The first read is mostly for characters and story—the who, what, and why. Your trusted readers tell you what was great about the book and what wasn’t so great. They ask for clarification and comment on that thing that happens in chapter four that maybe could happen sooner, or not at all. You grit your teeth, smile, and revise.

Readers now see how you’ve responded to their suggestions. Some inspired you to go deeper, and others were just silly. Your trusted readers get excited because things are coming together, but whoa, it’s twenty thousand words too long. You need to work on that dialogue because all the characters sound alike. Your readers have scribbled big red arrows in the margins to shift paragraphs around. You sweat out another draft.

Your readers are looking and listening to make sure the story flows well. Now they want to tidy up the finer details. Maybe you’ve killed off the Bob character in this draft, but Bob shows up eating a turkey sandwich fifty pages later, and he’s not a ghost. They change your to you’re and look up who really directed Harry Potter and the Prisoner of Azkaban on IMDb, because it wasn’t David Yates.

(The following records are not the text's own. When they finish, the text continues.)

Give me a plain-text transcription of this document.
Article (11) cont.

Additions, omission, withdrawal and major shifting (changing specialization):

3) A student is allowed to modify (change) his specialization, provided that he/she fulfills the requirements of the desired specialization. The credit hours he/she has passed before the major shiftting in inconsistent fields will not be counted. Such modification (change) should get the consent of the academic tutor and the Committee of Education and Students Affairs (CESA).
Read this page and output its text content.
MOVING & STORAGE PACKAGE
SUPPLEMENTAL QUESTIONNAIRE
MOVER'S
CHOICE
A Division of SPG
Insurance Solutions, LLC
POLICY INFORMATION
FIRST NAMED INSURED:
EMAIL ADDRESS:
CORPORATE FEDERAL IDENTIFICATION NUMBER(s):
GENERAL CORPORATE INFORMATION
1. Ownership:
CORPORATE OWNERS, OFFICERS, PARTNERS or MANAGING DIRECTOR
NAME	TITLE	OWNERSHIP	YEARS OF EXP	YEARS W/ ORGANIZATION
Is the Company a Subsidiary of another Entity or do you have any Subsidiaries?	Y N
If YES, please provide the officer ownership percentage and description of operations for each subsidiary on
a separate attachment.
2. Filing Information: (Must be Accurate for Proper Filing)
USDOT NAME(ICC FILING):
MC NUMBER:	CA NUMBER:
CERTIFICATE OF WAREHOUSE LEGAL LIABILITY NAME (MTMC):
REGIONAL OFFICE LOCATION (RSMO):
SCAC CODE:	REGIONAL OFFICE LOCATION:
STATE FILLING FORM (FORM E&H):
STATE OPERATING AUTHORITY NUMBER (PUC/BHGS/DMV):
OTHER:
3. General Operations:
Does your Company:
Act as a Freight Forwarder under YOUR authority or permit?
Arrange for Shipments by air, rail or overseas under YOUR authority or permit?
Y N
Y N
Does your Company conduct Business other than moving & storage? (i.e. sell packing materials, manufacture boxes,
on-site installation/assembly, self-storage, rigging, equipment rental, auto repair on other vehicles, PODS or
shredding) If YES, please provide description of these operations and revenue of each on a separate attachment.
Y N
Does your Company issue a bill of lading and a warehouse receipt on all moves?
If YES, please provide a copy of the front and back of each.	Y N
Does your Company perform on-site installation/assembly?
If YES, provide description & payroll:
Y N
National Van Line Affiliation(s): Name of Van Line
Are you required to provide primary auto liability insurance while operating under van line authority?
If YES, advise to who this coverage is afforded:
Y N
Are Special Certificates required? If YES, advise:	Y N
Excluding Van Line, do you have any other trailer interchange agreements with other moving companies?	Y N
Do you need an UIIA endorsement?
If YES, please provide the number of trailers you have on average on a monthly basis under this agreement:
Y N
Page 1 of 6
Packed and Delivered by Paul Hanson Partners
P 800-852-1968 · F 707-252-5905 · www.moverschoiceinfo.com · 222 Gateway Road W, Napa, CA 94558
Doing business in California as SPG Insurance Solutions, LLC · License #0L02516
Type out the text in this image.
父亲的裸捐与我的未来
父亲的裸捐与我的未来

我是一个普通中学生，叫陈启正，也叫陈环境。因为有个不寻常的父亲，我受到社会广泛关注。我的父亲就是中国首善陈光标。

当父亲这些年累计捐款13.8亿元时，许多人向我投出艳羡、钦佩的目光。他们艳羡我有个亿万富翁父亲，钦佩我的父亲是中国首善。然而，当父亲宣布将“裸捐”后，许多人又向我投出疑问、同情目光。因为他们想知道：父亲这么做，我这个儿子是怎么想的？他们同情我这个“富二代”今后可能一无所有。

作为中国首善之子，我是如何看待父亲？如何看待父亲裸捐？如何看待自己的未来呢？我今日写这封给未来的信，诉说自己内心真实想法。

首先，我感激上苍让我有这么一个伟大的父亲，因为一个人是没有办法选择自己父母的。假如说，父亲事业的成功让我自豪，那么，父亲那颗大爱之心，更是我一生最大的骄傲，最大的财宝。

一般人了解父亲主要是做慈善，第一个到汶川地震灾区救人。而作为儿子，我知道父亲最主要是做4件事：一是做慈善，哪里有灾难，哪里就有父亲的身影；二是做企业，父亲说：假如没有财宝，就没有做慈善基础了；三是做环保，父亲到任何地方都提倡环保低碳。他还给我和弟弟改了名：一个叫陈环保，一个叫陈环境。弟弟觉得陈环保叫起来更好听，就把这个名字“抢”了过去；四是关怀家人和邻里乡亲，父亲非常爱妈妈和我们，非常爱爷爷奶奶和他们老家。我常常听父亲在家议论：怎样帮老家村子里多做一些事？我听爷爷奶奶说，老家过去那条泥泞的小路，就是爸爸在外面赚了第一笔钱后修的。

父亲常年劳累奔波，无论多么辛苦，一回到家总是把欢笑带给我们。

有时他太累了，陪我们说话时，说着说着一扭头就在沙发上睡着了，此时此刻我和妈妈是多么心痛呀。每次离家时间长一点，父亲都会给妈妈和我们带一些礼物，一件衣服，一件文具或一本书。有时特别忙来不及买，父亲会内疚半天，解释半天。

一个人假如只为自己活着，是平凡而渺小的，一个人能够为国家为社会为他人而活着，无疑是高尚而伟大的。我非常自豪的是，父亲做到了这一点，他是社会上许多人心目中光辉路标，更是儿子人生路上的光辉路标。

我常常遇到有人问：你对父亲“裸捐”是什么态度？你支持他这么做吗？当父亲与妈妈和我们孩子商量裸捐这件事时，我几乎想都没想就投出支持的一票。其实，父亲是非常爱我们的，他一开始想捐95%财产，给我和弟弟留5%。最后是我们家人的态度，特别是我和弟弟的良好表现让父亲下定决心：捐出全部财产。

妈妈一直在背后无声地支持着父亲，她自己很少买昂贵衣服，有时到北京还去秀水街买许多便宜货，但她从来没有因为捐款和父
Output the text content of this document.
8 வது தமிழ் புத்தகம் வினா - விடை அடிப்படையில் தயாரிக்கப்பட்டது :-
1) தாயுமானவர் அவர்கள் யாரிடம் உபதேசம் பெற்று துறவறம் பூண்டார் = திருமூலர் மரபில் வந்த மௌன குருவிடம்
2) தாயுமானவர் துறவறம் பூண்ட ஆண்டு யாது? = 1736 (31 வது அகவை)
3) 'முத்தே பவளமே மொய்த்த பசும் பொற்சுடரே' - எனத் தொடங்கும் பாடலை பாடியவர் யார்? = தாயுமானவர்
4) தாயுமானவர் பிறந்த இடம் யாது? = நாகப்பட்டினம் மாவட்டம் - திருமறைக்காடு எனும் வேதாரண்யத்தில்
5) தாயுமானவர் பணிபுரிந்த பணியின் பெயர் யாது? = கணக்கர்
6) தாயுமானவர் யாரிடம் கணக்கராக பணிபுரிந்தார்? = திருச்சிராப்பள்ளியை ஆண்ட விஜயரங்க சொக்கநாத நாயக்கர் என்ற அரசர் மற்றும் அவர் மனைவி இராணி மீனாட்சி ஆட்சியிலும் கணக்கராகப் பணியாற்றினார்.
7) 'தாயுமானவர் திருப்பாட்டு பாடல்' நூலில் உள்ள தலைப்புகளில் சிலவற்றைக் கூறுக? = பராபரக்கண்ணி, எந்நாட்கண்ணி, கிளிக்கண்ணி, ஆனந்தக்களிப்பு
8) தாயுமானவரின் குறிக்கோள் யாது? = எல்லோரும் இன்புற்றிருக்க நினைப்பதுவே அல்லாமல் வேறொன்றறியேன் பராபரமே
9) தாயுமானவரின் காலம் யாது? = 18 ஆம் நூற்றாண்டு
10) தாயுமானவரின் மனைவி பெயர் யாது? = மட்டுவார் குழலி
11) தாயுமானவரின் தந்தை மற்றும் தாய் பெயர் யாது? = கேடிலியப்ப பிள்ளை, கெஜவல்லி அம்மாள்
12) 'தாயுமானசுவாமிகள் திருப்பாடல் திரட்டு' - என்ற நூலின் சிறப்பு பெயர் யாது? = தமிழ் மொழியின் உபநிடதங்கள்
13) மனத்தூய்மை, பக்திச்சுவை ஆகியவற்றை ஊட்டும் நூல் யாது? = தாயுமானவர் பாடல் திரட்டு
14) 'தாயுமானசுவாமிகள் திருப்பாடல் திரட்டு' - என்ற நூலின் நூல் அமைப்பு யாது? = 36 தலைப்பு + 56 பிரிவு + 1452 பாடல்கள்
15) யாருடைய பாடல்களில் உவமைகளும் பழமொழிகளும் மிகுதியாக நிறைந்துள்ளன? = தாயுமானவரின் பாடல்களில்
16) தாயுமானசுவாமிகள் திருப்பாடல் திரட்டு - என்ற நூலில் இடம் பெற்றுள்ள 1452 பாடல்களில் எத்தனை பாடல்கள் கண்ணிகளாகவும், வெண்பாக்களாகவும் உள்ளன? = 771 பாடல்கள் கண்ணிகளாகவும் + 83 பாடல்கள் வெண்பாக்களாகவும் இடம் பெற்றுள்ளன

Finally, in your freshly revised draft, your trusted readers zero in on whatever typos, misspellings, and finer points of language haven’t already been corrected. Alert readers know that punctuation and formatting should align to a house style—and by “house style,” I don’t mean transitional or midcentury modern. For book publishing, it most likely refers to The Chicago Manual of Style, 16th Edition.

This, in essence, is what happens in book editing, where your trusted readers are developmental editors and copyeditors. These four stages are the levels of editing which might apply to a manuscript at Ooligan Press: developmental editing, heavy copyediting, medium copyediting, or light copyediting. Every manuscript is different, so the amount of editing required will vary with each one.

Occasionally, editors will find an error in continuity. Continuity is the consistent description of anything that’s mentioned more than once, such as hair color (unless it’s supposed to change), left- or right-handedness, or the gender of a family pet. No question, an inconsistent description of little Chompers has to be fixed.

At Ooligan Press, I’m on the team working on The Ocean in My Ears, a debut novel by Meagan Macvie. It’s about a teenage girl who longs to escape from the drudgery of small-town life in Soldotna, Alaska. It’s been wonderful to see this manuscript evolve over the last several months, and—yay!—the editing is done. All that’s left is proofreading, the final phase of weeding out any last typos and small errors in formatting for print or ebook production.

So write your novel, trust your readers, and revise, revise, revise. You can give your mom a copy when it’s published, but until then, your readers—your editors—are your best friends.

The Ocean in My Ears will be published in November. Oh, that Harry Potter and the Prisoner of Azkaban director? It was Alfonso Cuarón.